Regular Credit/Debit cards are far more convenient than the obsolete Travelers’ Cheques that are hardly ever accepted anywhere in Turkey. If you’re not carrying currency, for withdrawals use bankmatiks – that’s Turkish for ATMs – but these transactions might be chargeable by your Indian bank. 

Ithaka’s Pro Tip: Do inform your bank about your travel plan – or they might block your account suspecting fraudulence.



Forex is best suited when packed with the currency of the destination nation. Since your Forex card in India will not accept Liras, you could instead carry USD or Euros on your card and get conversions done upon landing.


Travel Insurance

Although not compulsory, insuring your trip to Turkey might be a wise move. Your regular health card or medical insurance won’t be valid here, and a sudden illness can leave you strapped for cash as many hospitals will need you to pay cash upfront. Insurance is almost always pre-paid and non-refundable.

Most leading travel agents will give you an option to insure your trip. These typically cost 4 – 10 % of your total travel expenses. Banks and insurance brands let you buy insurance online and coverage is based on the package you select. Don’t forget to add ‘baggage losses’ on top of accident benefits.

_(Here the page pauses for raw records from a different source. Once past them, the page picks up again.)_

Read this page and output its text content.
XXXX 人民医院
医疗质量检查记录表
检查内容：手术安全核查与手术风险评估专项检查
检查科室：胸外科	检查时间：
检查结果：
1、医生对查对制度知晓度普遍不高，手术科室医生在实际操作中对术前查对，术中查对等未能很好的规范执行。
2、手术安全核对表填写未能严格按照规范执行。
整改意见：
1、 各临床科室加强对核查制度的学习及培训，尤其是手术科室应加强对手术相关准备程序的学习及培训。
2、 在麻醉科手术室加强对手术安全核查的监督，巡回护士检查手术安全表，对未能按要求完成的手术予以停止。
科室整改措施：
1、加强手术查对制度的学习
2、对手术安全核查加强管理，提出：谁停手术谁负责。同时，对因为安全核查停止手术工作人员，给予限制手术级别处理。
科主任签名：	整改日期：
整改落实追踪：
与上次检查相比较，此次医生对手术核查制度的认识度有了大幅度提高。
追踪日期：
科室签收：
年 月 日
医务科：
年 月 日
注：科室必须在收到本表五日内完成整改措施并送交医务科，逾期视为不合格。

Save on TaxesEverything you buy in Turkey will have an 18% tax on the MRP. However, if you’re a non-resident and have only been in the country for less than 6 months, you’re eligible for a tax refund on purchases above 108 Liras as long as you purchase them from registered shops. Save those boarding passes and air ticket hard copies ‘cause you’ll need them to claim refunds at the counter. Want a receipt? Ask for a fis or a fatura, Turkish for invoice.


Overall Trip Expenses


Airfare is certainly on the more expensive side but if book from Mumbai, you’ll find tickets for as low as 25 thousand INR for a round-trip. If not, try Delhi or Bengaluru, in that order. If you’re planning for a trip during the peak season, make sure your air tickets are done at least 3 months prior to flying. June through August is considered tourist high season in Turkey and expenditure can come down significantly if you push for offseason bookings.

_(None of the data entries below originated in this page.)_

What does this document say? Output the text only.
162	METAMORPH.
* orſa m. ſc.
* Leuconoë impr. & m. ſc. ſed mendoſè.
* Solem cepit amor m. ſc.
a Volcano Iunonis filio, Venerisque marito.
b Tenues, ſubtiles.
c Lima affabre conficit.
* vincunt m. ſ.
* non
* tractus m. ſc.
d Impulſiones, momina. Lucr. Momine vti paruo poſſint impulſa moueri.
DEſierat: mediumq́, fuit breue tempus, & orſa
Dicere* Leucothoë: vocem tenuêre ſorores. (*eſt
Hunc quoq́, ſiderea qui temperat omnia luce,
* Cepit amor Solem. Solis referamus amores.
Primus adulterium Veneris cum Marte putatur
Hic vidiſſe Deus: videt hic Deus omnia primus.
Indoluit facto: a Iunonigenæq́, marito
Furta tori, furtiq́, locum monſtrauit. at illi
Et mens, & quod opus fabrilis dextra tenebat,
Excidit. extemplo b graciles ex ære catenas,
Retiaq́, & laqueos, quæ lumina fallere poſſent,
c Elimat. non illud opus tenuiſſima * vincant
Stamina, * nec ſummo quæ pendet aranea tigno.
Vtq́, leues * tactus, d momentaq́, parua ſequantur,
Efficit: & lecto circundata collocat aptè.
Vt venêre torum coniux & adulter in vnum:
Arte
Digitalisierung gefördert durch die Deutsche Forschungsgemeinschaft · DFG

Right from starred, luxury hotels to more budgeted hotel chains, the city center will offer you properties with great service, usually breakfast and English-speaking staff. Dig a little deeper for hole-in-the-wall properties that lend a personal touch to your stay and also prove to be budget friendly. Alternatively, guest houses let you get up close with the locals’ way of life. The bed and breakfast sector in Turkey is also thriving and can prove to be a great saving tact for independent travelers. Currently, all-inclusive hotels are trending in the country owing to an oncoming recession and these could well be a solo backpacker’s best bet. They offer accommodation, all-day dining, entertainment, a beach or a pool and the likes.



The easiest way to navigate Turkey  on a budget is to hop on and off busses. The bus system is very well run, and the upkeep of vehicles and large bus stations is on point! They often serve snacks on board and have Turkish movies playing on LCDs inside. Take overnight buses to save on nighttime accommodation. BiTaksi is Turkey’s version of our Ola cabs and can be a comfortable alternative, if a little pricey. Turkey is also quite friendly to hitchhikers although most drivers will expect a payment. In major cities, buses, trams, the metro, ferry, funicular, and cable cars also offer passes along with regular tickets.

Food and Drinks


Food can be delicious, elaborate, generously portioned, and give you real value for your money. Beer starts at 7 Lira. Don’t forget to try the Raki, their local brew but beware, it’s not for the faint hearted.



Hiring a tour guide will set you back 200 Liras, so go for an audio guide instead. At major and expansive monuments, before you opt for an audio-guide, don’t forget to look at the rating. Alternatively, locals  organize free walking tours free that are a great way to experience the country from a Turkish perspective.


Turkey has a tipping etiquette so make sure to have a tipping budget accomodated.

So there you have it. You now know how to crack a shoestring trip to Turkey. We hope this helps you grab cool bargains and save some of that hard-earned cash while still having a great time!